Robert Watson is the founder of the Global Strategy Institute and writer of the Taming Chaos Substack. He developed six original composite indexes, the Populist Readiness Index, the Cascade Susceptibility Index, the Conflict Activation Index, the Desperation Index, the Autocratic Proximity Index, and the Narrative Dominance Index, a suite of instruments for measuring the structural conditions that precede geopolitical disruption.

Watson also originated four theoretical concepts: Strategic Truthcraft, Strategic Control, Competitive Order Theory, and Total Mythcraft. Together they form an integrated architecture for understanding how societies destabilize, how governing elites maintain order, and how great powers compete for the authority to define the rules of the international system.

His work begins where most geopolitical analysis ends: not with the event or the leader, but with the structural conditions that made both inevitable.
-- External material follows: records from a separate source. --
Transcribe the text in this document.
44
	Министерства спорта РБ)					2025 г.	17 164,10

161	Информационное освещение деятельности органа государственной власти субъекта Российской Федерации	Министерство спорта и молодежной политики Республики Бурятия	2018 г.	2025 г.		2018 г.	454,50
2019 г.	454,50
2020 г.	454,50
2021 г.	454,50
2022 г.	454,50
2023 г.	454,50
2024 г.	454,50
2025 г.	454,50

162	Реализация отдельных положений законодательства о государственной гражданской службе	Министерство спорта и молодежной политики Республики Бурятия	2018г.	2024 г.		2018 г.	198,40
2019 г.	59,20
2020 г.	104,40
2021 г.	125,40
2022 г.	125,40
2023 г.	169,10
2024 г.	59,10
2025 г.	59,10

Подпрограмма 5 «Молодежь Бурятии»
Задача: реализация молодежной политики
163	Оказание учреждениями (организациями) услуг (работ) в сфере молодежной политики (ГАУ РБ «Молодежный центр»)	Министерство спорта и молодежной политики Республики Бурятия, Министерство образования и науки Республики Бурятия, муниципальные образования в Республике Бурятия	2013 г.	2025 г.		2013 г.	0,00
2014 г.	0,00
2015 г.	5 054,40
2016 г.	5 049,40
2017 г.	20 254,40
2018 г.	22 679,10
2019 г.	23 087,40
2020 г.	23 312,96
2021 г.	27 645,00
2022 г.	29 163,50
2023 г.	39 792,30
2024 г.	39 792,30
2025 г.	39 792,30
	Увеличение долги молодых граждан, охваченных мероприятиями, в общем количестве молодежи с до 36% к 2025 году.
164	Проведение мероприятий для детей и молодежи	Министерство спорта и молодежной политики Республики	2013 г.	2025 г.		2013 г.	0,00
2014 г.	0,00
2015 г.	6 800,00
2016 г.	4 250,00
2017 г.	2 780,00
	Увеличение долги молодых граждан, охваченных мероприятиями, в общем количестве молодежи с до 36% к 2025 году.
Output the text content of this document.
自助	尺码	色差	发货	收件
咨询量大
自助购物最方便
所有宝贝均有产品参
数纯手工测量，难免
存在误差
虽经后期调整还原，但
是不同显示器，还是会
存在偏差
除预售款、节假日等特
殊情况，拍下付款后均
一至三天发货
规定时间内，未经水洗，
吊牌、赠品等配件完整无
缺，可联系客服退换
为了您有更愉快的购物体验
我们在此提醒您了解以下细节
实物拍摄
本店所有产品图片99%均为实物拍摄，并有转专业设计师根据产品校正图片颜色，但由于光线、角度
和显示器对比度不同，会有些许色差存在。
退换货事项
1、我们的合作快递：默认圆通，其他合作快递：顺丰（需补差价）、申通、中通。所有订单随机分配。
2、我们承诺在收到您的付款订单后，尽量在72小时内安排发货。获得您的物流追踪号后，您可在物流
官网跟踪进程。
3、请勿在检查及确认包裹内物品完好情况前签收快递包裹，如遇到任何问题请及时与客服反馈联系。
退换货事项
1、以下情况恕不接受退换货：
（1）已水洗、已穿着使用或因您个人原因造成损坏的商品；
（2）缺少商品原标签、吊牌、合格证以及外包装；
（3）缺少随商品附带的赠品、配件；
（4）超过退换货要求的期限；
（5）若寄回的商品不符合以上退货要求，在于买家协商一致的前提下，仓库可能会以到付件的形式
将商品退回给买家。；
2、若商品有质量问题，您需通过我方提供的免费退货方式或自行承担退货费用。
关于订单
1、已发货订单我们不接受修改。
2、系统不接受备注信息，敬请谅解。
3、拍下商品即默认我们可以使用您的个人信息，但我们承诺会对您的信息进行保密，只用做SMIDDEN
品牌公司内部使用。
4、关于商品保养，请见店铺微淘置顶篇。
Master of Arts in Communication, University of Houston (2026). Thesis: Strategic Truthcraft: Mythic Moral Binaries and the Rhetoric of America's Wars of Choice
Master of International Policy, Bush School of Government and Public Service, Texas A&M University (2024)
Former Cold War U.S. Army Strategic Intelligence Analyst
Writer of the Taming Chaos Substack, where the GSI framework is applied to current events
Founder, Global Strategy Institute. An independent research institution dedicated to original geopolitical analysis.